Hay algo profundamente sentimental en la escena donde el Monstruo le pregunta a Van Helsing por su alma. Aquí la película se vuelve académica sin quererlo, tocando temas de la ontología de la Ilustración: ¿Qué nos hace humanos? ¿Nuestros recuerdos o nuestra capacidad de sentir dolor por el otro? Van Helsing y el Monstruo son hermanos de destino; ambos son experimentos, uno divino y el otro científico, arrojados a un mundo que no los quiere y obligados a empezar de cero en cada pueblo que visitan.
No podemos hablar de "nuevos comienzos" sin mencionar a Anna Valerious (una Kate Beckinsale que exhala melancolía gótica). Para ella, el "comienzo" es una esperanza generacional. Su familia ha estado estancada en un purgatorio de lucha durante nueve generaciones. Su vida no le pertenece; es un peaje que debe pagar para que sus ancestros puedan finalmente cruzar al otro lado.
Aquí es donde la película se vuelve humanizada y dolorosa. Anna no quiere ser una heroína; quiere que su estirpe tenga un nuevo amanecer. El sacrificio final de Anna es, posiblemente, uno de los momentos más subestimados del cine de género. Ella muere para que la maldición se rompa, permitiendo que su familia —y el propio Van Helsing, aunque sea de forma amarga— puedan empezar una etapa diferente.

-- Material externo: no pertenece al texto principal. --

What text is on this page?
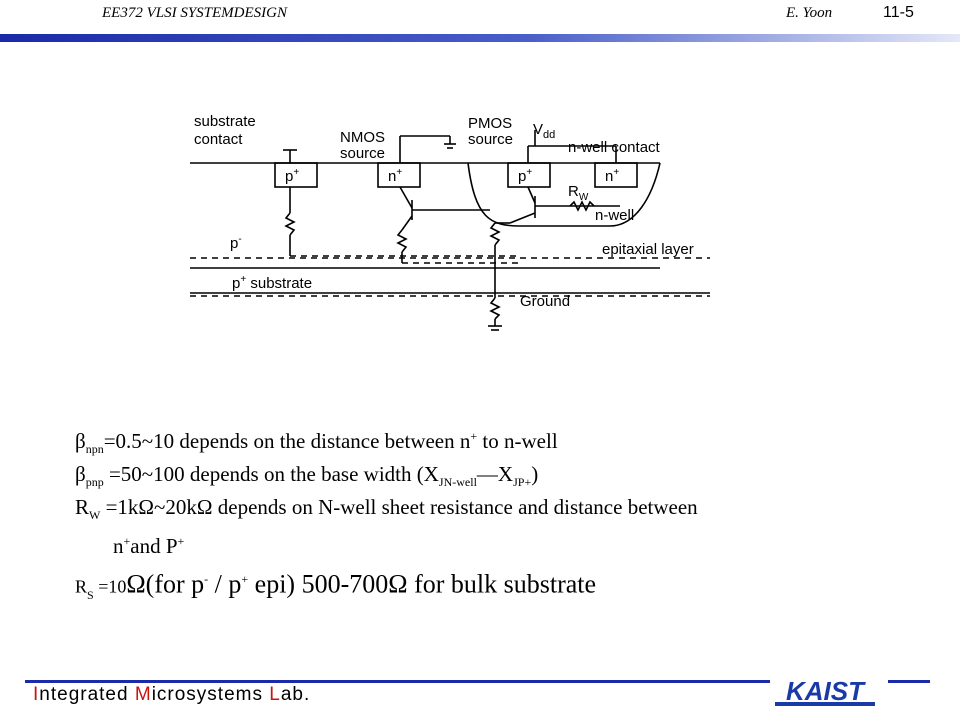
EE372 VLSI SYSTEMDESIGN	E. Yoon	11-5
substrate
contact	NMOS
source
PMOS
source
$V_{dd}$
n-well contact
p+	n+	p+	n+
$R_W$
n-well
p-
epitaxial layer
p+ substrate
Ground
$\beta_{npn}=0.5\sim 10$ depends on the distance between n+ to n-well
$\beta_{pnp}$ =50~100 depends on the base width $(X_{JN-well}—X_{JP+})$
$R_W$ =1kΩ~20kΩ depends on N-well sheet resistance and distance between
n+and P+
$R_S =10\Omega(for$ p- / p+ epi) 500-700Ω for bulk substrate
Integrated Microsystems Lab.	KAIST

El final de Van Helsing no es el "felices para siempre" de Disney. Es un nuevo comienzo teñido de luto. Gabriel recupera parte de su memoria (el hecho de que él fue quien mató a Drácula hace siglos), pero pierde a la única persona que lo veía como un hombre y no como un arma.

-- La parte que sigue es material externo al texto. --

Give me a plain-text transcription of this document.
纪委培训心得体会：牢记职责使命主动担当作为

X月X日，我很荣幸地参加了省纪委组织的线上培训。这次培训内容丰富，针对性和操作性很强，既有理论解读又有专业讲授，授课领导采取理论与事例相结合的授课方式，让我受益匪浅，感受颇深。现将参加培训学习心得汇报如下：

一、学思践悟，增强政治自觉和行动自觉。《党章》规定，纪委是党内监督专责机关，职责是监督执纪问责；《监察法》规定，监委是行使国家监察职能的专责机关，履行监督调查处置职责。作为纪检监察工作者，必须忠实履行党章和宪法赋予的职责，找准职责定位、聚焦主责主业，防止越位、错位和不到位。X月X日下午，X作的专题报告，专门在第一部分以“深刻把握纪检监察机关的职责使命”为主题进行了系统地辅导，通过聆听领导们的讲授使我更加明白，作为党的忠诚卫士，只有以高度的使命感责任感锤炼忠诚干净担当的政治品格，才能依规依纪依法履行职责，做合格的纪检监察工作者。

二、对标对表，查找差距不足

Me puse a pensar en esto: a veces, los cambios más profundos en nuestra vida ocurren justo cuando perdemos lo que más amamos. El "nuevo comienzo" de Van Helsing al final de la película es el de un hombre que ahora tiene un pasado, pero es un pasado que duele. Ya no es una página en blanco; ahora es una página escrita con la tinta de la pérdida. Y aun así, hay una belleza intelectual en ese cierre: él elige seguir adelante. Cabalga hacia el horizonte no porque no tenga nada que perder, sino porque finalmente entiende que su propósito es proteger a otros de la oscuridad que él mismo encarna.
Si estás leyendo esto y buscas una película para celebrar "nuevos comienzos", no desprecies a los clásicos de acción. Van Helsing nos enseña que empezar de nuevo es un acto de valentía extrema, especialmente cuando no tienes un mapa de quién fuiste.
Es una película inteligente vestida de cine palomitero. Nos habla de la soledad inherente al héroe, de la búsqueda de la chispa divina en lo que otros llaman "monstruos" y de cómo la memoria es, al mismo tiempo, nuestra mayor carga y nuestro tesoro más preciado. Al final, todos somos un poco como Gabriel: caminamos hacia el amanecer, cargando las sombras de un ayer que a veces preferiríamos olvidar, pero que es lo único que nos hace reales.